30.11.06

6:47 PM : On a lighter note

Je ne peux pas à la fois m'extasier devant De Capes et De Crocs (une BD qu'elle est bien, label Noir Sur Blanc, pour les ceusses qui suivent pas) et ne pas être admiratif devant ça, soit les trois premiers actes de Bérénice en argot banlieue.

Et vous en pensez ce que vous voulez, moi je dis que ca a autant de classe et de rythme et de chant que le Racine d'origine, même si à la base c'est fait juste pour déconner, le déconneur a du talent. Et aussi que Ferré avait bien raison quand il disait que ce n'est pas le mot qui fait la poésie, c'est la poésie qui illustre le mot (cf l'update de la radio). Bref, chanmé fort sa race.

Enfin bref, asi es ma vida loca.


25.11.06

10:36 PM : Brève de comptoir

Pauvre Dieu. Les hommes tombent en poussière vite oubliée et c'est fini, mais Lui, il n'arrête pas d'être réincarné civilisation après civilisation.

S'il y'a un Dieu, il doit être suicidaire.

(Religion® courtesy of Mandarine Inc.)

Enfin bref, asi es ma vida loca.


9:36 PM : Pour tout bagage on a vingt ans...

Pendant longtemps j'ai dit, écrit ici aussi (même si ca fait un moment que c'est plus ressorti, tiens) que j'avais prévu de mourir à 30 ans. D'aucune m'ont suggéré d'attendre 33, comme le Christ (puisque comme lui j'ai Raison, biensur), mais j'ai toujours été ferme sur 30. Je crois pourtant que je n'ai jamais expliqué à personne pourquoi. Sans doute l'ont ils compris quand même, mais à tout hasard (et puisque je suis de ce genre d'humeur)... C'est que voyez vous, à 30 ans...
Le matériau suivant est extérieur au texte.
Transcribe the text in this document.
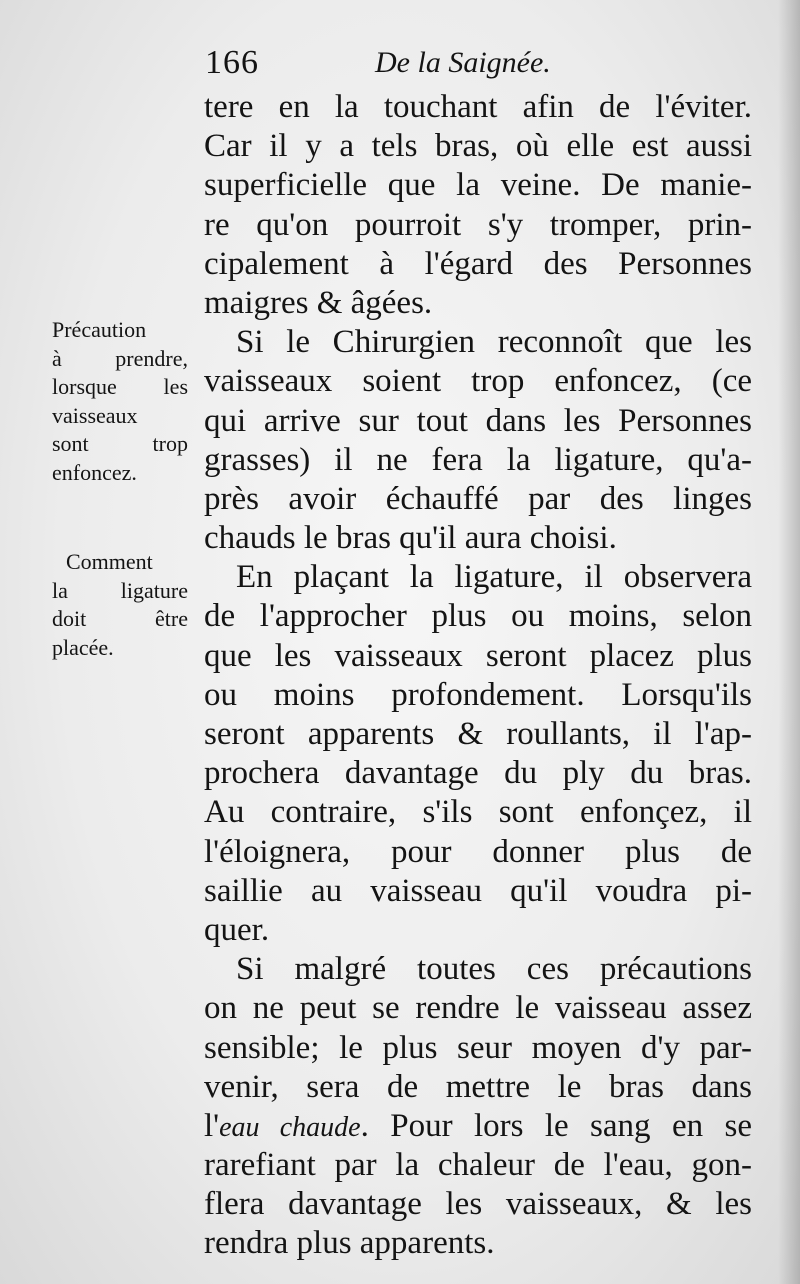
166	De la Saignée.
Précaution
à prendre,
lorsque les
vaisseaux
sont trop
enfoncez.
Comment
la ligature
doit être
placée.
tere en la touchant afin de l'éviter.
Car il y a tels bras, où elle est aussi
superficielle que la veine. De manie-
re qu'on pourroit s'y tromper, prin-
cipalement à l'égard des Personnes
maigres & âgées.
Si le Chirurgien reconnoît que les
vaisseaux soient trop enfoncez, (ce
qui arrive sur tout dans les Personnes
grasses) il ne fera la ligature, qu'a-
près avoir échauffé par des linges
chauds le bras qu'il aura choisi.
En plaçant la ligature, il observera
de l'approcher plus ou moins, selon
que les vaisseaux seront placez plus
ou moins profondement. Lorsqu'ils
seront apparents & roullants, il l'ap-
prochera davantage du ply du bras.
Au contraire, s'ils sont enfonçez, il
l'éloignera, pour donner plus de
saillie au vaisseau qu'il voudra pi-
quer.
Si malgré toutes ces précautions
on ne peut se rendre le vaisseau assez
sensible; le plus seur moyen d'y par-
venir, sera de mettre le bras dans
l'eau chaude. Pour lors le sang en se
rarefiant par la chaleur de l'eau, gon-
flera davantage les vaisseaux, & les
rendra plus apparents.
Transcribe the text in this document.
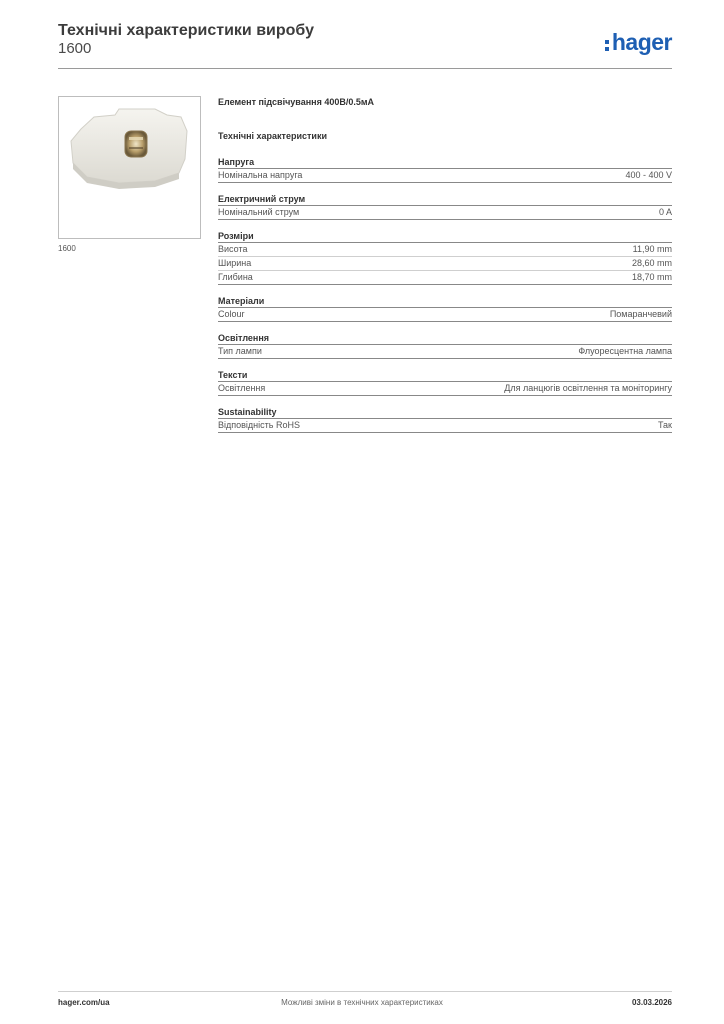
Технічні характеристики виробу
1600	hager
1600
Елемент підсвічування 400В/0.5мА
Технічні характеристики
Напруга
Номінальна напруга	400 - 400 V
Електричний струм
Номінальний струм	0 A
Розміри
Висота	11,90 mm
Ширина	28,60 mm
Глибина	18,70 mm
Матеріали
Colour	Помаранчевий
Освітлення
Тип лампи	Флуоресцентна лампа
Тексти
Освітлення	Для ланцюгів освітлення та моніторингу
Sustainability
Відповідність RoHS	Так
hager.com/ua	Можливі зміни в технічних характеристиках	03.03.2026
A 30 ans, on a plus ou moins la notion de quelle gueule aura la suite, et bien peu de raisons de vouloir la changer.
A 30 ans, on a eu 20 ans pour décider de qui on était, qui on voulait être, et 10 ans de plus pour faire ce qu'on avait à faire.
A 30 ans, on a déja réalisé ses rêves, et si on ne l'a pas fait, on ne le fera plus, et si on le fait, on n'aura plus l'âge pour l'apprécier comme il se doit.
A 30 ans on a cessé d'être surpris par quoi que ce soit, définitivement. On a déja rencontré des gens de plus ou moins tous les milieux et de tous "types" de personnalités, de sorte qu'on ne rencontre plus jamais personne de nouveau, simplement des redites, ou des amalgames de souvenirs d'autres.
A 30 ans on s'attend à tout et on n'attend plus rien.
A 30 ans, si on avait du talent pour quoi que ce soit on le saurait déja. Si on devait être génial et méconnu, ou con et célèbre, on le serait déja. Et puis, si on était un vrai génie, on serait déja mort de toute façon.
A 30 ans, on est obligé de bosser, on ne peut plus sans gêne être étudiant à vie. Baiser avec des tout-juste-ex-lycéennes à 30 ans, c'est tout de même un peu malsain.
A 30 ans on est déja revenu de tout, on s'est pris le monde en plein dans la gueule pendant 10 ans, et si quelque illusion lui résiste encore, c'est manifestement que l'on la protège à dessein, ce qui est un peu malhonnête.
A 30 ans on a déja dit tout ce qu'on avait à dire, et là encore, si on ne l'a pas fait pendant ces fameux 10 ans où on a à la fois l'imprudence de vouloir secouer le statu-quo et la jeunesse pour se le faire pardonner, on ferait mieux de fermer sa gueule.
A 30 ans on n'a plus d'Amour, juste la tendresse des braises finissantes, la mélancolie du souvenir, le cul parce qu'il est libéré des sentiments.
A 30 ans, on a déja fait toutes ses premières fois.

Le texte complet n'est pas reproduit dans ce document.